Sliding friction is a common tribological effect that occurs between the contact surfaces of the inner components (inner race, outer race and balls) of a spindle rolling bearing during operation. This friction generally generates heat, which can affect the performance of the rolling bearing. To date, numerous studies have assumed that the contact surface between the inner components of the bearing is circular and stationary. While this assumption has yielded adequate results, it is not sufficient in the case of angular contact ball bearings, where the contact surfaces are elliptical and could be treated as either stationary or moving heat sources. This paper presents solutions for both, stationary and moving heat sources for elliptical contact surfaces in a spindle rolling bearing.

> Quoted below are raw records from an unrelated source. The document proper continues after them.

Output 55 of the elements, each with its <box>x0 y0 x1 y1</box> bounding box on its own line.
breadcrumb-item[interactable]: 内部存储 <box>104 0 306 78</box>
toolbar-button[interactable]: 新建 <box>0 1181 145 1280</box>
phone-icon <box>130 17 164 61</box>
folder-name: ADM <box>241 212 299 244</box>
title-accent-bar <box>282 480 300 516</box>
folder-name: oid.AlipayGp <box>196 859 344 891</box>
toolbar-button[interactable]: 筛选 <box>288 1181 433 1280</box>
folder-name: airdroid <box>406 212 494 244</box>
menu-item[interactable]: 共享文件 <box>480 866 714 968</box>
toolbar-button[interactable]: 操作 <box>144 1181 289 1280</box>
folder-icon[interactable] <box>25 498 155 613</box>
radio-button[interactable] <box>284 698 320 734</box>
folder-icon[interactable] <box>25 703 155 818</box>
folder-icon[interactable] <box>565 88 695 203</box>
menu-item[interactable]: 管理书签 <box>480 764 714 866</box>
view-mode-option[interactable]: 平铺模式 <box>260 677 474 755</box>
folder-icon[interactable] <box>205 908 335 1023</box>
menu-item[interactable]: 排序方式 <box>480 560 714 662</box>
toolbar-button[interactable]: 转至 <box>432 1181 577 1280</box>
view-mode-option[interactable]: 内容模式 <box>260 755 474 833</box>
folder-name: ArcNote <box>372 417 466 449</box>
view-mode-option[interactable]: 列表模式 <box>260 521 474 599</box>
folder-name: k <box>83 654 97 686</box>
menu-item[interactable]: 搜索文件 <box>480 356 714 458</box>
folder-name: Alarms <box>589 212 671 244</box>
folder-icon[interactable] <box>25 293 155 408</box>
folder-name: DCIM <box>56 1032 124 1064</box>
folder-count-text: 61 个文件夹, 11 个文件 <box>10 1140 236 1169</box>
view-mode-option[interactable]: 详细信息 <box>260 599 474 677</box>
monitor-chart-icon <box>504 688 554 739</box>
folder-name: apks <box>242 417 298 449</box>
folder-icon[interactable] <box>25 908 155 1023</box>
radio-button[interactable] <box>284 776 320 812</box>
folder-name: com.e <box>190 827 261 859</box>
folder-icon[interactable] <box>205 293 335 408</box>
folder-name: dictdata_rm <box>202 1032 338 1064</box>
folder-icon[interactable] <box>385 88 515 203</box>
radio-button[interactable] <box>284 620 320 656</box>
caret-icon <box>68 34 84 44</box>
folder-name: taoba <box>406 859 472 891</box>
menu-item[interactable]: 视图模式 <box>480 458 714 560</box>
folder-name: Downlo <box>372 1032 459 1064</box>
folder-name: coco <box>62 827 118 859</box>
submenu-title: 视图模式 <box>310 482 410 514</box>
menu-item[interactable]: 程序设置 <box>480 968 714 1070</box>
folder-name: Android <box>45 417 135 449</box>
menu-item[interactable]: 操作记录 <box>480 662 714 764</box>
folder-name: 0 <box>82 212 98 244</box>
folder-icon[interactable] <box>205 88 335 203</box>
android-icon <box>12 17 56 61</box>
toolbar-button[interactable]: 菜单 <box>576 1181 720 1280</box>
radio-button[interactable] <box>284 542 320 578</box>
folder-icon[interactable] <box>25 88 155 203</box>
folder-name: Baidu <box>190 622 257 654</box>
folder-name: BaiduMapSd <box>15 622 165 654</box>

The primary objective is to find the thermal contact resistances which are dependent on the shape of contact, the loads, the rotational speed and the material properties thereof, applying the mathematical expressions developed by Muzychka and Yovanovich. These expressions were used to calculate various thermal resistances, providing results applicable to the analysis of thermal models in spindle rolling elements. Through finite element analysis (FEA) performed in Ansys Workbench, the stationary and moving heat sources were compared, finding the heat distribution along the elements of the bearing. The findings herein are suitable for the creation of thermal networks in rolling bearings, which are essential to predict their thermal behaviour.